На следующий день Парамур навестил мистера Ньюболта.

— Дом у еврея сильно заброшен, сэр, — сказал Парамур. — Он говорит, что не держит слуг.

— Вздор! У всех есть слуги. Даже у тебя, Джон, есть тот вылощенный лакей.

— Это правда, но я уже некоторое время подумываю, не лучше ли избавиться от Франсиско. Дать ему расчет. Мне стыдно с ним где-то показываться. Он одет стократ лучше, чем я. И всегда был в тысячу раз лучшим вором.

Но мысли мистера Ньюболта до сих пор были заняты его старым другом.

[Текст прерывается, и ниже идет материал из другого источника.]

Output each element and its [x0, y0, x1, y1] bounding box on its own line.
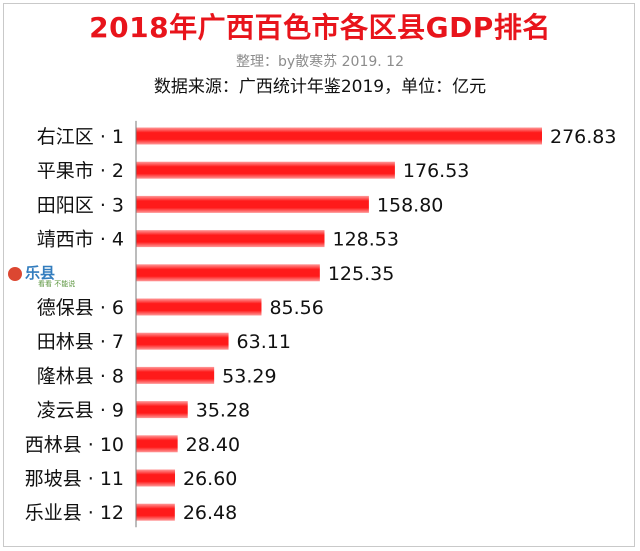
bar — [136, 366, 215, 384]
bar — [136, 230, 325, 248]
value-label: 125.35 — [328, 263, 394, 285]
bar — [136, 264, 320, 282]
bar — [136, 195, 369, 213]
value-label: 158.80 — [377, 194, 443, 216]
category-label: 靖西市 · 4 — [37, 229, 124, 251]
bar — [136, 332, 229, 350]
value-label: 85.56 — [269, 297, 323, 319]
value-label: 276.83 — [550, 126, 616, 148]
chart-title: 2018年广西百色市各区县GDP排名 — [89, 11, 551, 44]
value-label: 26.60 — [183, 468, 237, 490]
value-label: 128.53 — [333, 229, 399, 251]
bar — [136, 435, 178, 453]
category-label: 隆林县 · 8 — [37, 365, 124, 387]
category-label: 凌云县 · 9 — [37, 400, 124, 422]
bar — [136, 503, 175, 521]
category-label: 乐业县 · 12 — [25, 502, 124, 524]
chart-subtitle: 整理：by散寒苏 2019. 12 — [236, 54, 404, 70]
category-label: 田阳区 · 3 — [37, 194, 124, 216]
category-label: 平果市 · 2 — [37, 160, 124, 182]
data-source-note: 数据来源：广西统计年鉴2019，单位：亿元 — [153, 77, 487, 97]
watermark-icon — [8, 266, 22, 281]
watermark-logo: 乐县 看看 不能说 — [8, 262, 126, 288]
value-label: 35.28 — [196, 400, 250, 422]
value-label: 28.40 — [186, 434, 240, 456]
category-label: 田林县 · 7 — [37, 331, 124, 353]
value-label: 26.48 — [183, 502, 237, 524]
value-label: 176.53 — [403, 160, 469, 182]
watermark-text: 乐县 — [25, 264, 56, 282]
bar — [136, 298, 262, 316]
category-label: 右江区 · 1 — [37, 126, 124, 148]
category-label: 德保县 · 6 — [37, 297, 124, 319]
bars-group: 右江区 · 1 276.83 平果市 · 2 176.53 田阳区 · 3 158.80 靖… — [25, 126, 617, 524]
bar — [136, 127, 542, 145]
category-label: 那坡县 · 11 — [25, 468, 124, 490]
bar — [136, 469, 176, 487]
bar — [136, 161, 395, 179]
value-label: 63.11 — [237, 331, 291, 353]
category-label: 西林县 · 10 — [25, 434, 124, 456]
bar — [136, 401, 188, 419]
value-label: 53.29 — [222, 365, 276, 387]
watermark-subtext: 看看 不能说 — [38, 280, 76, 288]
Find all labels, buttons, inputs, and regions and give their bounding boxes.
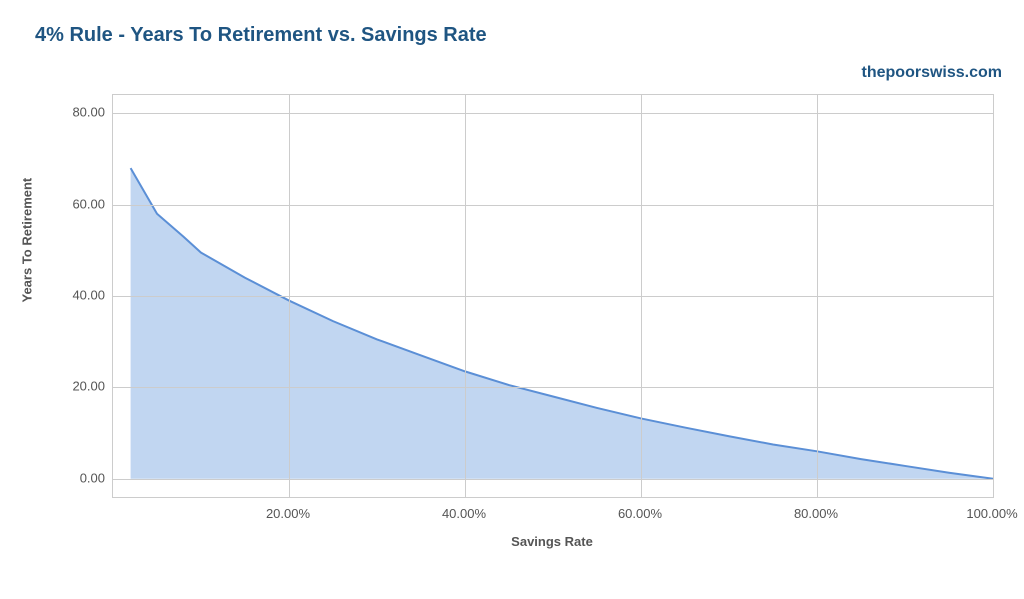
gridline-vertical xyxy=(817,95,818,497)
gridline-horizontal xyxy=(113,387,993,388)
attribution-label: thepoorswiss.com xyxy=(862,64,1002,82)
gridline-horizontal xyxy=(113,479,993,480)
chart-title: 4% Rule - Years To Retirement vs. Saving… xyxy=(35,24,487,47)
x-tick-label: 20.00% xyxy=(266,506,310,521)
x-tick-label: 100.00% xyxy=(966,506,1017,521)
y-axis-label: Years To Retirement xyxy=(20,283,35,303)
y-tick-label: 0.00 xyxy=(57,470,105,485)
gridline-vertical xyxy=(289,95,290,497)
plot-area xyxy=(112,94,994,498)
gridline-vertical xyxy=(465,95,466,497)
chart-container: 4% Rule - Years To Retirement vs. Saving… xyxy=(0,0,1024,599)
y-tick-label: 60.00 xyxy=(57,196,105,211)
gridline-horizontal xyxy=(113,296,993,297)
y-tick-label: 20.00 xyxy=(57,379,105,394)
area-fill xyxy=(131,168,993,479)
gridline-horizontal xyxy=(113,113,993,114)
x-tick-label: 80.00% xyxy=(794,506,838,521)
gridline-vertical xyxy=(641,95,642,497)
x-tick-label: 40.00% xyxy=(442,506,486,521)
gridline-horizontal xyxy=(113,205,993,206)
y-tick-label: 80.00 xyxy=(57,105,105,120)
gridline-vertical xyxy=(993,95,994,497)
x-tick-label: 60.00% xyxy=(618,506,662,521)
x-axis-label: Savings Rate xyxy=(511,534,593,549)
y-tick-label: 40.00 xyxy=(57,288,105,303)
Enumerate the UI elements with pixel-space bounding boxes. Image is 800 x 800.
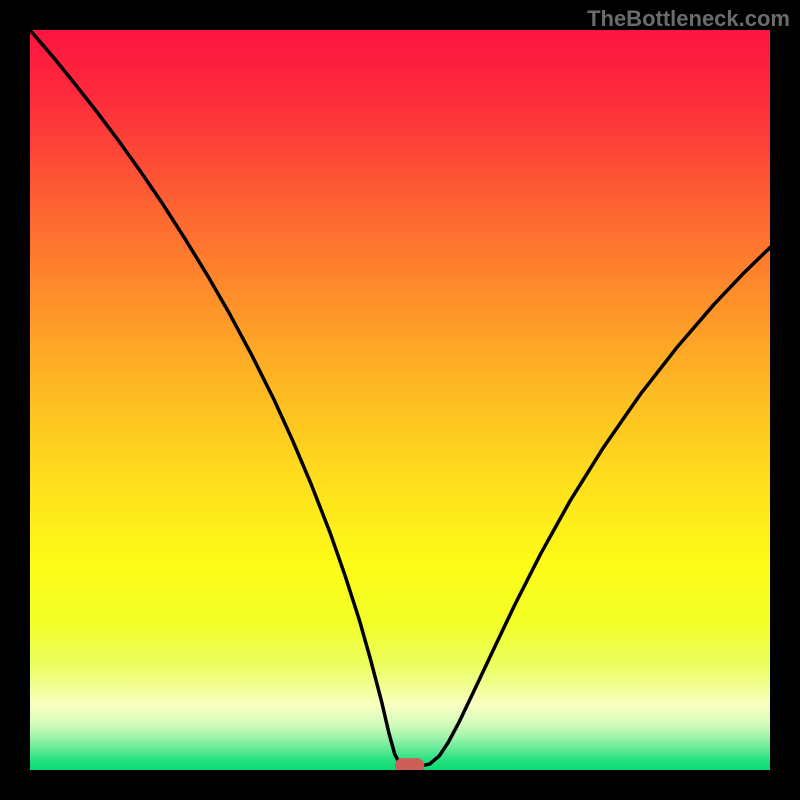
chart-plot-area [30, 30, 770, 770]
chart-container: TheBottleneck.com [0, 0, 800, 800]
chart-background [30, 30, 770, 770]
watermark-text: TheBottleneck.com [587, 6, 790, 32]
optimal-point-marker [395, 758, 425, 770]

— Кабыть, это утратив дочь, он стал так нелюдим и печален. Она убежала из дома и вышла замуж за христианина — высокого и дерзкого малого с глазами негодяя и без гроша за душой — тебе под стать, Джон. Исаак узнал, где они скрывались и, тайком навестив ее, умолял вернуться домой. Но она из гордости не захотела, при том, что уже понимала, каков из себя ее муженек. Он был такой жестокий! Другим женщинам он раздавал ее серьги, платья, подсвечники и ложки. Однажды ночью он вернулся после своих похождений и приказал ей подняться с кровати. «Зачем? — спросила она, — куда мы едем?». Но он велел ей молчать. С оставшимися пожитками они забрались в карету и пустились в путь. Но он всю дорогу оглядывался, а вдалеке было слышно приближение всадников. Он остановился, вытащил ее из кареты, выпряг коня и, подняв ее на круп, поскакал дальше. Но продолжал оглядываться и вскоре снова послышались звуки погони. Они достигли черной реки, слишком быстрой и глубокой, чтобы перейти ее вброд, и он лихорадочно соображал, куда идти дальше. Она умоляла его рассказать, что он натворил. Но он велел ей молчать, а в отдалении снова раздался топот. «Коль ты не хочешь ехать, — сказал он, — так нечего меня задерживать». И с этими словами столкнул ее в быстрый, черный поток и она утонула. Волосы у нее были крайне редкого, как для людей ее племени, цвета чистого золота. Она и солнце могла бы посрамить — так говорил Исаак. Но в то же время я считал кабыть ни с чем не сравнимой улыбку моего дорогого Ричарда, хотя многие находили ее ничем не выдающейся. Разве можно верить убитым горем старикам? Ах, да, златокудрая еврейка из дома застывших часов, я очень хорошо ее помню. У нее была маленькая дочь — но я забыл, что с нею стало.